Frankly, I think this album is brilliant. Every track is a stepping stone in what seems to be a very personal journey, and listening through from beginning to end sweeps me along with Steve as he makes his way. His songwriting is fantastic, with lyrics that speak of acceptance, bravery, and hope. The music is beautiful and perfectly suited as a backdrop for Steve’s powerful voice, like a rustic wooden fence for the ivy of Steve’s vocals to wend their way around, creating a colorful vision of peace, refreshment and solitude.
The opening song, “I Will Grow,” is introspective and relatable. It grabs you right in the heart of your grown-up self and plants you firmly in an emotional mindset. But before you assume that the whole album is going to cause your heart to ache, Steve launches into the inspiring title track, “Head Up High,” an irresistible, upbeat pep talk that my 16-year-old daughter loves to belt out. And from there he uses a little blues, a little folk, and a lot of heart to share his story, track by track.
I could gush over every single song, but I’ll just mention a couple more of my favorites. “Something About You” rolls out a poignant ribbon of longing and confusion that still gets me every time I hear it. On the other end of the spectrum, “Your Eyes” is a whimsical love song featuring Steve playing a sunny ukulele melody accompanied by his jaunty vocals. “So High” is another happy ballad, hopeful and warm, while “Messed Up” brings a bit of a funky vibe to an uplifting perspective shift.

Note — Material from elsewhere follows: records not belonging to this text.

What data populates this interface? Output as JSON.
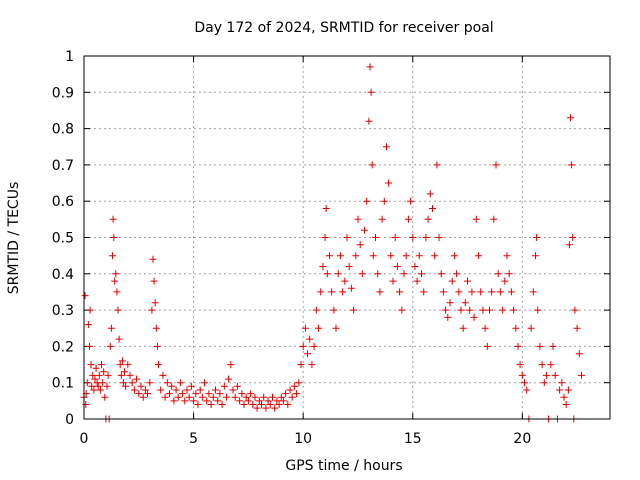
{
  "chart_data": {
    "type": "scatter",
    "title": "Day 172 of 2024, SRMTID for receiver poal",
    "xlabel": "GPS time / hours",
    "ylabel": "SRMTID / TECUs",
    "xlim": [
      0,
      24
    ],
    "ylim": [
      0,
      1
    ],
    "x_ticks": [
      0,
      5,
      10,
      15,
      20
    ],
    "x_tick_labels": [
      "0",
      "5",
      "10",
      "15",
      "20"
    ],
    "y_ticks": [
      0,
      0.1,
      0.2,
      0.3,
      0.4,
      0.5,
      0.6,
      0.7,
      0.8,
      0.9,
      1
    ],
    "y_tick_labels": [
      "0",
      "0.1",
      "0.2",
      "0.3",
      "0.4",
      "0.5",
      "0.6",
      "0.7",
      "0.8",
      "0.9",
      "1"
    ],
    "grid": true,
    "marker": "plus",
    "color": "#e00000",
    "series": [
      {
        "name": "SRMTID",
        "points": [
          [
            0.0,
            0.06
          ],
          [
            0.05,
            0.34
          ],
          [
            0.08,
            0.04
          ],
          [
            0.1,
            0.07
          ],
          [
            0.15,
            0.1
          ],
          [
            0.2,
            0.26
          ],
          [
            0.25,
            0.2
          ],
          [
            0.28,
            0.3
          ],
          [
            0.32,
            0.15
          ],
          [
            0.35,
            0.09
          ],
          [
            0.4,
            0.12
          ],
          [
            0.45,
            0.08
          ],
          [
            0.5,
            0.11
          ],
          [
            0.55,
            0.14
          ],
          [
            0.6,
            0.1
          ],
          [
            0.65,
            0.09
          ],
          [
            0.7,
            0.12
          ],
          [
            0.75,
            0.08
          ],
          [
            0.8,
            0.15
          ],
          [
            0.85,
            0.1
          ],
          [
            0.9,
            0.13
          ],
          [
            0.95,
            0.06
          ],
          [
            1.0,
            0.0
          ],
          [
            1.05,
            0.09
          ],
          [
            1.1,
            0.12
          ],
          [
            1.15,
            0.0
          ],
          [
            1.2,
            0.2
          ],
          [
            1.25,
            0.25
          ],
          [
            1.3,
            0.45
          ],
          [
            1.33,
            0.55
          ],
          [
            1.36,
            0.5
          ],
          [
            1.4,
            0.38
          ],
          [
            1.45,
            0.4
          ],
          [
            1.5,
            0.35
          ],
          [
            1.55,
            0.3
          ],
          [
            1.6,
            0.22
          ],
          [
            1.65,
            0.15
          ],
          [
            1.7,
            0.12
          ],
          [
            1.75,
            0.16
          ],
          [
            1.8,
            0.1
          ],
          [
            1.85,
            0.13
          ],
          [
            1.9,
            0.09
          ],
          [
            2.0,
            0.15
          ],
          [
            2.1,
            0.12
          ],
          [
            2.2,
            0.1
          ],
          [
            2.3,
            0.08
          ],
          [
            2.4,
            0.11
          ],
          [
            2.5,
            0.07
          ],
          [
            2.6,
            0.09
          ],
          [
            2.7,
            0.06
          ],
          [
            2.8,
            0.08
          ],
          [
            2.9,
            0.07
          ],
          [
            3.0,
            0.1
          ],
          [
            3.1,
            0.3
          ],
          [
            3.15,
            0.44
          ],
          [
            3.2,
            0.38
          ],
          [
            3.25,
            0.32
          ],
          [
            3.3,
            0.25
          ],
          [
            3.35,
            0.2
          ],
          [
            3.4,
            0.15
          ],
          [
            3.5,
            0.08
          ],
          [
            3.6,
            0.12
          ],
          [
            3.7,
            0.06
          ],
          [
            3.8,
            0.1
          ],
          [
            3.9,
            0.07
          ],
          [
            4.0,
            0.09
          ],
          [
            4.1,
            0.05
          ],
          [
            4.2,
            0.08
          ],
          [
            4.3,
            0.06
          ],
          [
            4.4,
            0.1
          ],
          [
            4.5,
            0.07
          ],
          [
            4.6,
            0.05
          ],
          [
            4.7,
            0.08
          ],
          [
            4.8,
            0.06
          ],
          [
            4.9,
            0.09
          ],
          [
            5.0,
            0.05
          ],
          [
            5.1,
            0.07
          ],
          [
            5.2,
            0.04
          ],
          [
            5.3,
            0.08
          ],
          [
            5.4,
            0.06
          ],
          [
            5.5,
            0.1
          ],
          [
            5.6,
            0.05
          ],
          [
            5.7,
            0.07
          ],
          [
            5.8,
            0.04
          ],
          [
            5.9,
            0.06
          ],
          [
            6.0,
            0.08
          ],
          [
            6.1,
            0.05
          ],
          [
            6.2,
            0.07
          ],
          [
            6.3,
            0.04
          ],
          [
            6.4,
            0.09
          ],
          [
            6.5,
            0.06
          ],
          [
            6.6,
            0.11
          ],
          [
            6.7,
            0.15
          ],
          [
            6.8,
            0.08
          ],
          [
            6.9,
            0.06
          ],
          [
            7.0,
            0.09
          ],
          [
            7.1,
            0.05
          ],
          [
            7.2,
            0.07
          ],
          [
            7.3,
            0.04
          ],
          [
            7.4,
            0.06
          ],
          [
            7.5,
            0.05
          ],
          [
            7.6,
            0.07
          ],
          [
            7.7,
            0.04
          ],
          [
            7.8,
            0.06
          ],
          [
            7.9,
            0.03
          ],
          [
            8.0,
            0.05
          ],
          [
            8.1,
            0.04
          ],
          [
            8.2,
            0.06
          ],
          [
            8.3,
            0.03
          ],
          [
            8.4,
            0.05
          ],
          [
            8.5,
            0.04
          ],
          [
            8.6,
            0.06
          ],
          [
            8.7,
            0.03
          ],
          [
            8.8,
            0.05
          ],
          [
            8.9,
            0.04
          ],
          [
            9.0,
            0.06
          ],
          [
            9.1,
            0.05
          ],
          [
            9.2,
            0.07
          ],
          [
            9.3,
            0.04
          ],
          [
            9.4,
            0.08
          ],
          [
            9.5,
            0.06
          ],
          [
            9.6,
            0.09
          ],
          [
            9.7,
            0.07
          ],
          [
            9.8,
            0.1
          ],
          [
            9.9,
            0.15
          ],
          [
            10.0,
            0.2
          ],
          [
            10.1,
            0.25
          ],
          [
            10.2,
            0.18
          ],
          [
            10.3,
            0.22
          ],
          [
            10.4,
            0.15
          ],
          [
            10.5,
            0.2
          ],
          [
            10.6,
            0.3
          ],
          [
            10.7,
            0.25
          ],
          [
            10.8,
            0.35
          ],
          [
            10.9,
            0.42
          ],
          [
            11.0,
            0.5
          ],
          [
            11.05,
            0.58
          ],
          [
            11.1,
            0.4
          ],
          [
            11.2,
            0.45
          ],
          [
            11.3,
            0.35
          ],
          [
            11.4,
            0.3
          ],
          [
            11.5,
            0.25
          ],
          [
            11.6,
            0.4
          ],
          [
            11.7,
            0.45
          ],
          [
            11.8,
            0.35
          ],
          [
            11.9,
            0.38
          ],
          [
            12.0,
            0.5
          ],
          [
            12.1,
            0.42
          ],
          [
            12.2,
            0.36
          ],
          [
            12.3,
            0.3
          ],
          [
            12.4,
            0.45
          ],
          [
            12.5,
            0.55
          ],
          [
            12.6,
            0.48
          ],
          [
            12.7,
            0.4
          ],
          [
            12.8,
            0.52
          ],
          [
            12.9,
            0.6
          ],
          [
            13.0,
            0.82
          ],
          [
            13.05,
            0.97
          ],
          [
            13.1,
            0.9
          ],
          [
            13.15,
            0.7
          ],
          [
            13.2,
            0.45
          ],
          [
            13.3,
            0.5
          ],
          [
            13.4,
            0.4
          ],
          [
            13.5,
            0.35
          ],
          [
            13.6,
            0.55
          ],
          [
            13.7,
            0.6
          ],
          [
            13.8,
            0.75
          ],
          [
            13.9,
            0.65
          ],
          [
            14.0,
            0.45
          ],
          [
            14.1,
            0.38
          ],
          [
            14.2,
            0.5
          ],
          [
            14.3,
            0.42
          ],
          [
            14.4,
            0.35
          ],
          [
            14.5,
            0.3
          ],
          [
            14.6,
            0.4
          ],
          [
            14.7,
            0.45
          ],
          [
            14.8,
            0.55
          ],
          [
            14.9,
            0.6
          ],
          [
            15.0,
            0.5
          ],
          [
            15.1,
            0.42
          ],
          [
            15.2,
            0.38
          ],
          [
            15.3,
            0.45
          ],
          [
            15.4,
            0.4
          ],
          [
            15.5,
            0.35
          ],
          [
            15.6,
            0.5
          ],
          [
            15.7,
            0.55
          ],
          [
            15.8,
            0.62
          ],
          [
            15.9,
            0.58
          ],
          [
            16.0,
            0.45
          ],
          [
            16.1,
            0.7
          ],
          [
            16.2,
            0.5
          ],
          [
            16.3,
            0.4
          ],
          [
            16.4,
            0.35
          ],
          [
            16.5,
            0.3
          ],
          [
            16.6,
            0.28
          ],
          [
            16.7,
            0.32
          ],
          [
            16.8,
            0.38
          ],
          [
            16.9,
            0.45
          ],
          [
            17.0,
            0.4
          ],
          [
            17.1,
            0.35
          ],
          [
            17.2,
            0.3
          ],
          [
            17.3,
            0.25
          ],
          [
            17.4,
            0.32
          ],
          [
            17.5,
            0.38
          ],
          [
            17.6,
            0.3
          ],
          [
            17.7,
            0.35
          ],
          [
            17.8,
            0.28
          ],
          [
            17.9,
            0.55
          ],
          [
            18.0,
            0.45
          ],
          [
            18.1,
            0.35
          ],
          [
            18.2,
            0.3
          ],
          [
            18.3,
            0.25
          ],
          [
            18.4,
            0.2
          ],
          [
            18.5,
            0.3
          ],
          [
            18.6,
            0.35
          ],
          [
            18.7,
            0.55
          ],
          [
            18.8,
            0.7
          ],
          [
            18.9,
            0.4
          ],
          [
            19.0,
            0.35
          ],
          [
            19.1,
            0.3
          ],
          [
            19.2,
            0.38
          ],
          [
            19.3,
            0.45
          ],
          [
            19.4,
            0.4
          ],
          [
            19.5,
            0.35
          ],
          [
            19.6,
            0.3
          ],
          [
            19.7,
            0.25
          ],
          [
            19.8,
            0.2
          ],
          [
            19.9,
            0.15
          ],
          [
            20.0,
            0.12
          ],
          [
            20.1,
            0.1
          ],
          [
            20.2,
            0.08
          ],
          [
            20.3,
            0.0
          ],
          [
            20.4,
            0.25
          ],
          [
            20.5,
            0.35
          ],
          [
            20.6,
            0.45
          ],
          [
            20.65,
            0.5
          ],
          [
            20.7,
            0.3
          ],
          [
            20.8,
            0.2
          ],
          [
            20.9,
            0.15
          ],
          [
            21.0,
            0.1
          ],
          [
            21.1,
            0.12
          ],
          [
            21.2,
            0.0
          ],
          [
            21.3,
            0.15
          ],
          [
            21.4,
            0.2
          ],
          [
            21.5,
            0.12
          ],
          [
            21.6,
            0.0
          ],
          [
            21.7,
            0.08
          ],
          [
            21.8,
            0.1
          ],
          [
            21.9,
            0.06
          ],
          [
            22.0,
            0.04
          ],
          [
            22.1,
            0.08
          ],
          [
            22.15,
            0.48
          ],
          [
            22.2,
            0.83
          ],
          [
            22.25,
            0.7
          ],
          [
            22.3,
            0.5
          ],
          [
            22.35,
            0.0
          ],
          [
            22.4,
            0.3
          ],
          [
            22.5,
            0.25
          ],
          [
            22.6,
            0.18
          ],
          [
            22.7,
            0.12
          ]
        ]
      }
    ]
  }
}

In spite of the ethereal feelings I have about his music, there is just something so efficient about Steve’s style. He has a message to deliver and he’s not interested in wasting any time – or words – in doing it. When he’s said what he wanted to say the song ends and you are changed, left holding onto an emotional gem. I love that, since I’ve never been a big fan of dragging things out.
A terrific example of that is “Walk On.” Simple and straightforward, the lyrics encourage me in the middle of the dark, like Steve slipping his hand in mine and helping me move forward. Even though it clocks in at just under two and a half minutes, it’s enough. I feel strengthened somehow. Relatively short, and yet perfectly complete.
As of this writing, I believe Steve is wrapping up his summer tour by performing select shows in the US and UK, some as the headliner and some supporting Bad Company. If you have the opportunity to see him live, jump on it! In the meantime, do yourself a favor and snap up this album. It will restore your faith in today’s music scene.